I think the city has come a long way. A dozen years ago, police and city officials would call entertainment an attractive nuisance and they would blame it for anything that went wrong. Today, we did an economic impact study that showed that $4.2 billion is brought into the city between the hours of 9pm and 5am -- the other 9 to 5. It also showed that there were 48,000 jobs in the entertainment industry and it paid about $55 million in payroll taxes. Also, we recently did a study on daytime events and found they brought $1.5 billion to the city. So, entertainment is an economic driver in a city whose number 1 industry is tourism.

In addition, over the last few years, there's been about 200 and change tech companies that have come into the city whose employees are the millennials. If you want to service your population, then you have to give them what they need, and I'm not necessarily talking about Whole Foods. You've got to give them entertainment because that's what these young people do until they stopped being young.

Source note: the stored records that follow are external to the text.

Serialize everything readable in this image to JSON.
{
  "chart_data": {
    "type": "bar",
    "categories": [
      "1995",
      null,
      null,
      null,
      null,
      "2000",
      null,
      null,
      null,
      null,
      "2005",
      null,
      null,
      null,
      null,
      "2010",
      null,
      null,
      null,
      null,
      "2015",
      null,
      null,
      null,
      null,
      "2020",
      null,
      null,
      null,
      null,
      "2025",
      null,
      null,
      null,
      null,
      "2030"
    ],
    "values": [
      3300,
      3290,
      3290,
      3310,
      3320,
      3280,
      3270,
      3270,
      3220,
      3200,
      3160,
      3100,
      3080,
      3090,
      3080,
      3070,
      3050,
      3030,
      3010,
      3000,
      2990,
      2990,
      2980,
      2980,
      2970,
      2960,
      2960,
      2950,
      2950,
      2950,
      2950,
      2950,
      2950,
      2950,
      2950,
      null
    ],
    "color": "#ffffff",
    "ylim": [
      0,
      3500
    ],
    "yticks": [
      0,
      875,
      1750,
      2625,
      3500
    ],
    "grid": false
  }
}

I think the city recognized that entertainment is a thriving and important aspect of the general economy. Since that time, the city has instituted lots of policies that protect nightlife, such as legacy clubs. Also, Supervisor London Breed's legislation passed that states that encroaching housing developments cannot negatively impact local entertainment. Entertainment in the city is valued and is even doing studies on nighttime public transportation to not only service those going out, but the people who work in these venues. The city is now in real support of entertainment.